Venous thromboembolic events (VTE), specifically pulmonary embolisms, account for a significant portion of maternal morbidity and mortality. Due to the procoagulant physiological changes that occur, pregnancy and the postpartum period are known risk factors for thromboembolic events. The risk is greatest during the first-week postpartum and remains elevated for up to six weeks as compared to the general population. Treatment guidelines regarding the use of thrombolytics for massive pulmonary embolism occurring in pregnancy and the postpartum are not well established. In nonpregnant populations, thrombolytic agents are well known to decrease the mortality in the setting of a massive pulmonary embolism. However, in the absence of management guidelines, thrombolysis in pregnancy remains guided by case reports and case series. We present a case of a massive pulmonary embolism (PE) causing hemodynamic instability during the postpartum period treated with tissue plasminogen activator (tPA). The case was complicated by delayed postpartum hemorrhage successfully managed with the uterotonic methylergometrine. The patient was started on oral anticoagulation and continued for six months without recurrent VTE. Our case demonstrates a rare occurrence of a saddle embolism after a vaginal delivery within the first postpartum week which was successfully managed with the use of systemic thrombolysis and minimal intervention to manage the iatrogenic delayed postpartum hemorrhage. To the authors' knowledge, no other similar case report exists. This case highlights the need to develop guidelines for the use of thrombolysis in mothers who present with massive pulmonary embolus and a noninvasive means to manage adverse bleeding events in the puerperium.

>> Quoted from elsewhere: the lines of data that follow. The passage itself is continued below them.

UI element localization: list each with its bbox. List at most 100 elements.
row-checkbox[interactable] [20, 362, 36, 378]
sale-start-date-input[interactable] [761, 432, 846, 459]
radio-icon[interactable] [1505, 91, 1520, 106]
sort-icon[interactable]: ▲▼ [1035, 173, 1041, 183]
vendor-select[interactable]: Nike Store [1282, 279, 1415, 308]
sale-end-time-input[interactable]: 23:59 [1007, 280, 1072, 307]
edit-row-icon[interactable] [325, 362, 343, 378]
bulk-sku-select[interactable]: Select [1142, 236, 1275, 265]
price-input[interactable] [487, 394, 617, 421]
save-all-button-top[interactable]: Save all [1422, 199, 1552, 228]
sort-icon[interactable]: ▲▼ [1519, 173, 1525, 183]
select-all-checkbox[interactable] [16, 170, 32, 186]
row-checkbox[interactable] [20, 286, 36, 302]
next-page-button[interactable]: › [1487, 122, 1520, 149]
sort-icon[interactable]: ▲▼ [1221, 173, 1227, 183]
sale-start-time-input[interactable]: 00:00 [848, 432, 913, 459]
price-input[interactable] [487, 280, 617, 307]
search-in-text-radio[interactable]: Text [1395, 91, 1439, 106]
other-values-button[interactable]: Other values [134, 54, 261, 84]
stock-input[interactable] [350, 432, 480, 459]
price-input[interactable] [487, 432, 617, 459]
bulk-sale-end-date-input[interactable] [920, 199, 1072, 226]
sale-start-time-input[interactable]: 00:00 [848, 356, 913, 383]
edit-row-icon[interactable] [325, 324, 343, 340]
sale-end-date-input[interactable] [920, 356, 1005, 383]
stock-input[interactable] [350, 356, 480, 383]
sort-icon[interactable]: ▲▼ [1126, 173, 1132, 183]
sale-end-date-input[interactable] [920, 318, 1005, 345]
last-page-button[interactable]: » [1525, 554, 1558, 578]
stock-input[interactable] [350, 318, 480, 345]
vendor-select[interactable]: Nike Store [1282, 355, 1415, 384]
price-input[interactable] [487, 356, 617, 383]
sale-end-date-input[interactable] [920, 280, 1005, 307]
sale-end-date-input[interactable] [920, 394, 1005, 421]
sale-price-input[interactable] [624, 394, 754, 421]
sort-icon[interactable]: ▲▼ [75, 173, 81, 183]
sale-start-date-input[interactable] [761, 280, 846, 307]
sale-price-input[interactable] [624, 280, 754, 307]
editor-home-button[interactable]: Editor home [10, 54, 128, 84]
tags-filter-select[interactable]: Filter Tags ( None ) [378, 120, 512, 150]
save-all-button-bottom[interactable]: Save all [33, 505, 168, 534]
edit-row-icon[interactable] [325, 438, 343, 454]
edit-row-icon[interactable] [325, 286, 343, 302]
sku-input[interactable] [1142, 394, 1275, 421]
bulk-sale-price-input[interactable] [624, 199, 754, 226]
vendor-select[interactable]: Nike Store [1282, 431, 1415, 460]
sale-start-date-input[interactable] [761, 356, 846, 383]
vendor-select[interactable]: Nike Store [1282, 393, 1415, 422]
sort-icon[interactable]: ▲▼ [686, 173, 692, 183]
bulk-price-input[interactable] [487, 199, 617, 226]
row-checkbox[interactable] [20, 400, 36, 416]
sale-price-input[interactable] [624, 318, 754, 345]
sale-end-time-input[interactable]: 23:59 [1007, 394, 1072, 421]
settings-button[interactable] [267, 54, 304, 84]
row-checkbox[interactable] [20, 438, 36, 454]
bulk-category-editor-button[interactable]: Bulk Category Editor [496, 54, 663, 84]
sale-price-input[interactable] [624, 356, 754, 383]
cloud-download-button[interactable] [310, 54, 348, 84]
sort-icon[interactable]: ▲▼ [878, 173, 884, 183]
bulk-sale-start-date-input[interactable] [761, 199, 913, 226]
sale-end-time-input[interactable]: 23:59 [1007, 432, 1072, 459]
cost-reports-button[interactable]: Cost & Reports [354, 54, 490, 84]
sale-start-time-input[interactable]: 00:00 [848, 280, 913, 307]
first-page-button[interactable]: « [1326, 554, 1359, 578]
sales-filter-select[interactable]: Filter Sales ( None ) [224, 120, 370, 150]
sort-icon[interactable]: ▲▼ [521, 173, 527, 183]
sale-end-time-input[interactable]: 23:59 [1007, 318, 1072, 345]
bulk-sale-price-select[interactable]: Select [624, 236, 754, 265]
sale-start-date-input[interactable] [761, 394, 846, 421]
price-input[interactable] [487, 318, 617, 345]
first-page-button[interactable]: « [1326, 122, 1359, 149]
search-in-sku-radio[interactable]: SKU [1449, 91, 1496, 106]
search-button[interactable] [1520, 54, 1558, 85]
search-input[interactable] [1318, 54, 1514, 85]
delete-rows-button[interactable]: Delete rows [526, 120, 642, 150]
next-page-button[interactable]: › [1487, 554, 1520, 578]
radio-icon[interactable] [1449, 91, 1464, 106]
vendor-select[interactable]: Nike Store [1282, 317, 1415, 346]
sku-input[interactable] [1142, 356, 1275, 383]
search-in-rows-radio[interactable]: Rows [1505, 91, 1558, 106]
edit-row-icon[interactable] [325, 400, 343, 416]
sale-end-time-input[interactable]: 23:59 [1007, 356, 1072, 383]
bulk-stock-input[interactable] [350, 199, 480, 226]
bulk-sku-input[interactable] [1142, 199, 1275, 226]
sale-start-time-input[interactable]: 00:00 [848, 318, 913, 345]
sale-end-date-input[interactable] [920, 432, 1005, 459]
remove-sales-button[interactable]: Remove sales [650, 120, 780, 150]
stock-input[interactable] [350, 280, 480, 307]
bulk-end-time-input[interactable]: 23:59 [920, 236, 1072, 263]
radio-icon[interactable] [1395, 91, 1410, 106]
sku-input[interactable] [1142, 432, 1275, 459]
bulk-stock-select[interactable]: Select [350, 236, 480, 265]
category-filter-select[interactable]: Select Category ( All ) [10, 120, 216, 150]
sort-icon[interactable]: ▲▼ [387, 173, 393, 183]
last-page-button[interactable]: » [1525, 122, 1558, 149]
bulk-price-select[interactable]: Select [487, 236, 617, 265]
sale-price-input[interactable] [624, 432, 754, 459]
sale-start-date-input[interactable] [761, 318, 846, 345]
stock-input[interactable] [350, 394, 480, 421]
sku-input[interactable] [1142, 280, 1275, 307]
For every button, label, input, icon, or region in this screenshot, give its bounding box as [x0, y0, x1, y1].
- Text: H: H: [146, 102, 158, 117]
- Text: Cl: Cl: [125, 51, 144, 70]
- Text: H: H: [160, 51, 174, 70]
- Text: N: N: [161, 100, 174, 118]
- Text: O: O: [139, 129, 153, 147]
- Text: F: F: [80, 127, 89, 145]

静脉血栓栓塞事件(VTE),特别是肺栓塞,在孕产妇发病和死亡中占很大比例。由于孕期发生的促凝生理变化,妊娠和产后时期是已知的血栓栓塞事件风险因素。与普通人群相比,产后第一周风险最高,且在长达六周的时间内风险持续升高。关于在妊娠和产后发生的大面积肺栓塞使用溶栓药物的治疗指南尚未明确确立。在非妊娠人群中,众所周知溶栓药物可降低大面积肺栓塞患者的死亡率。然而,由于缺乏管理指南,孕期溶栓治疗仍以病例报告和病例系列为指导。我们报告一例产后发生大面积肺栓塞(PE)导致血流动力学不稳定,使用组织纤溶酶原激活剂(tPA)治疗的病例。该病例并发产后延迟出血,使用宫缩剂甲基麦角新碱成功处理。患者开始口服抗凝治疗并持续六个月,未再发生VTE。我们的病例显示产后第一周内阴道分娩后罕见地发生鞍状栓塞,通过全身溶栓及最小化干预处理医源性产后延迟出血成功治疗。据作者所知,尚无其他类似病例报告。该病例凸显了为出现大面积肺栓塞的母亲制定溶栓治疗指南以及采用非侵入性方法处理产褥期不良出血事件的必要性。